B.C. industry believes that section 87.7 is a mistake. It points out that Mr. Justice Estey has been asked to report to the government on grain transportation and handling. It suggests that it is premature to take this action prior to the Estey commission even having completed its report.
Industry in my province believes that section 87.7 may lengthen labour disputes. It believes that striking employees may have less incentive to bargain.
The B.C. economy depends on trade. Forest products and coal are no less important to the B.C. economy than grain is to the prairies. If this provision has the effect of prolonging industrial disputes in British Columbia, then it is a mistake. If it makes our ports less competitive with their American counterparts, it is a mistake.
There are two ports in Delta—South Richmond, the Delta port at Roberts Bank and the Fraser port facility. I have yet to hear from any user of either that section 87.7 will advance the ports in Delta—South Richmond.
It has been said that the grain provision is counterproductive and fundamentally at cross purposes with the government's widely supported efforts on the international trade file.
It is unreasonable and unacceptable that prairie grain shipments will have access to British Columbia ports during a strike, while B.C. based exports will not.
Industry leaders have outlined a number of negative consequences and equity considerations raised by section 87.7. They point out that commodity producers in the forestry, mining, petrochemical, energy and manufacturing industries will not be able to export or import goods through a B.C. port affected by a strike, yet grain exports would continue.
Allowing grain exports to continue during a strike will likely prolong and not shorten work stoppages as employees providing services to grain vessels will have less incentive to settle.
There is considerable potential for transportation handling business usually undertaken by Canadian ports and railways to be lost as firms re-route their products and services through the U.S. Many commodities currently handled at west coast port facilities can be transferred to facilities in Seattle or Tacoma, Washington, or Portland, Oregon. Once business is lost, experience shows it is hard to get it back.
I have yet to hear any business or spokesman for port employees in my province requesting this provision or speaking convincingly in support of it.
On April 27 the British Columbia Employers Association asked the Minister of Labour for relief from section 87.7. It said:
We believe that—the discriminatory grain provisions unnecessarily threaten Canada's economy by jeopardizing Canada's reputation as a reliable importer and exporter of commodities to world markets. The impact on the western economy will be devastating.
The Business Council of British Columbia has also asked the Minister of Labour for relief. It states:
As you know from your consultation with western stakeholders as well as from numerous presentations made by western industries and associations to the Standing Committee on Human Resources Development, the special grain provisions contained in section 87.7—pose a serious threat to the competitiveness of west coast ports and the economy of western Canada as a whole—non-grain commodities represent up to 87% of the total dollar value of the cargo moved through the port of Vancouver alone—these commodities may remain stagnant in the event of an extended strike indirectly subsidized by the mandatory movement of grain.

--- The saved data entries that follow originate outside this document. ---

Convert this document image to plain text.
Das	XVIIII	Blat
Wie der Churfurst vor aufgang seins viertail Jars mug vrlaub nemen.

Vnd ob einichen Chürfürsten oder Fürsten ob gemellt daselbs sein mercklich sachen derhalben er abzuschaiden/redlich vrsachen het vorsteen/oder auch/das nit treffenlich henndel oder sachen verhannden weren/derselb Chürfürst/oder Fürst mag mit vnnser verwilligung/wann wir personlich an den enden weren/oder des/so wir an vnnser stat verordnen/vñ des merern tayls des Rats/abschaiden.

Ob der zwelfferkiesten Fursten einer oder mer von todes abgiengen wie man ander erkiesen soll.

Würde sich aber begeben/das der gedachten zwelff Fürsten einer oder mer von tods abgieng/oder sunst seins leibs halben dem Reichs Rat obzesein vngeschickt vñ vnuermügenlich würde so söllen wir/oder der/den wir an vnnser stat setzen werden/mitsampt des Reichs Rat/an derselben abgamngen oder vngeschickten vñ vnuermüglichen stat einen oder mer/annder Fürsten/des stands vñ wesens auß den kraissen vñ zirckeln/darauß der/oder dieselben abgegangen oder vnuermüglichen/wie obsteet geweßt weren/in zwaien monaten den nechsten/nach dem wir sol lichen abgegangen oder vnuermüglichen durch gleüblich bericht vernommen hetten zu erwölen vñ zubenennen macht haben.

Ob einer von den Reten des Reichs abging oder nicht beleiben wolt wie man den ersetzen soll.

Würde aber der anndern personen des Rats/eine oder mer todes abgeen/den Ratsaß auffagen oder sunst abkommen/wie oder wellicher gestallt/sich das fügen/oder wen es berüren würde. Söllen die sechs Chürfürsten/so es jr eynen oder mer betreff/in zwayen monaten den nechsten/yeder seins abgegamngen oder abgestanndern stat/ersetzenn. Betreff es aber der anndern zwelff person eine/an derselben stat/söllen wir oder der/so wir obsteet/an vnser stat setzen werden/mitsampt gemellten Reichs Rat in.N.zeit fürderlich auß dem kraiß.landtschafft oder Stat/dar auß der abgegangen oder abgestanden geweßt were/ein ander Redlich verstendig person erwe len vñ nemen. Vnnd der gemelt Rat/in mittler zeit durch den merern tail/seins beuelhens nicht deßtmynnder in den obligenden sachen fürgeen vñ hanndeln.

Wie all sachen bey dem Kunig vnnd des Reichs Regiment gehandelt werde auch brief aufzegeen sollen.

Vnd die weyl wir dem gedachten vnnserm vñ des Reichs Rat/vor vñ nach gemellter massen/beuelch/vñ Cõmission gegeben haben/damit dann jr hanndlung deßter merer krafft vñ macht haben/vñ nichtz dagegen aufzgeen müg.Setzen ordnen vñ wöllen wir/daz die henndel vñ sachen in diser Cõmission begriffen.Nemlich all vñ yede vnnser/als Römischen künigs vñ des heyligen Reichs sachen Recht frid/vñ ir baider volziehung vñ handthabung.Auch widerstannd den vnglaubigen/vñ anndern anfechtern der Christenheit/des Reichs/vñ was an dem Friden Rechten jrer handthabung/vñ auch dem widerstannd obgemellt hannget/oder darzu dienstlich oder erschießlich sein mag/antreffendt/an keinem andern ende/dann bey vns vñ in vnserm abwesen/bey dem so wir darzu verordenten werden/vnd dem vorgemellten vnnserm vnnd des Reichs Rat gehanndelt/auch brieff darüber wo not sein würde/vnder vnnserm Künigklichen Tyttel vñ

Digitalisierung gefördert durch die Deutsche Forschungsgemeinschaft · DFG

Given the tenuous position of the current western economy as a result of the drop in world oil prices and the Asia crisis, such a threat to future economic stability could not come at a worse time.
Weyerhaeuser Canada, a Vancouver based company, believes section 87.7 needlessly threatens the forestry sector and potentially the communities of western Canada that depend on exports and imports through the ports.
In conclusion, as a member of this House from British Columbia and having two major ports in my riding, I feel it is important that these matters and concerns be brought to the attention of this House and that the government take note.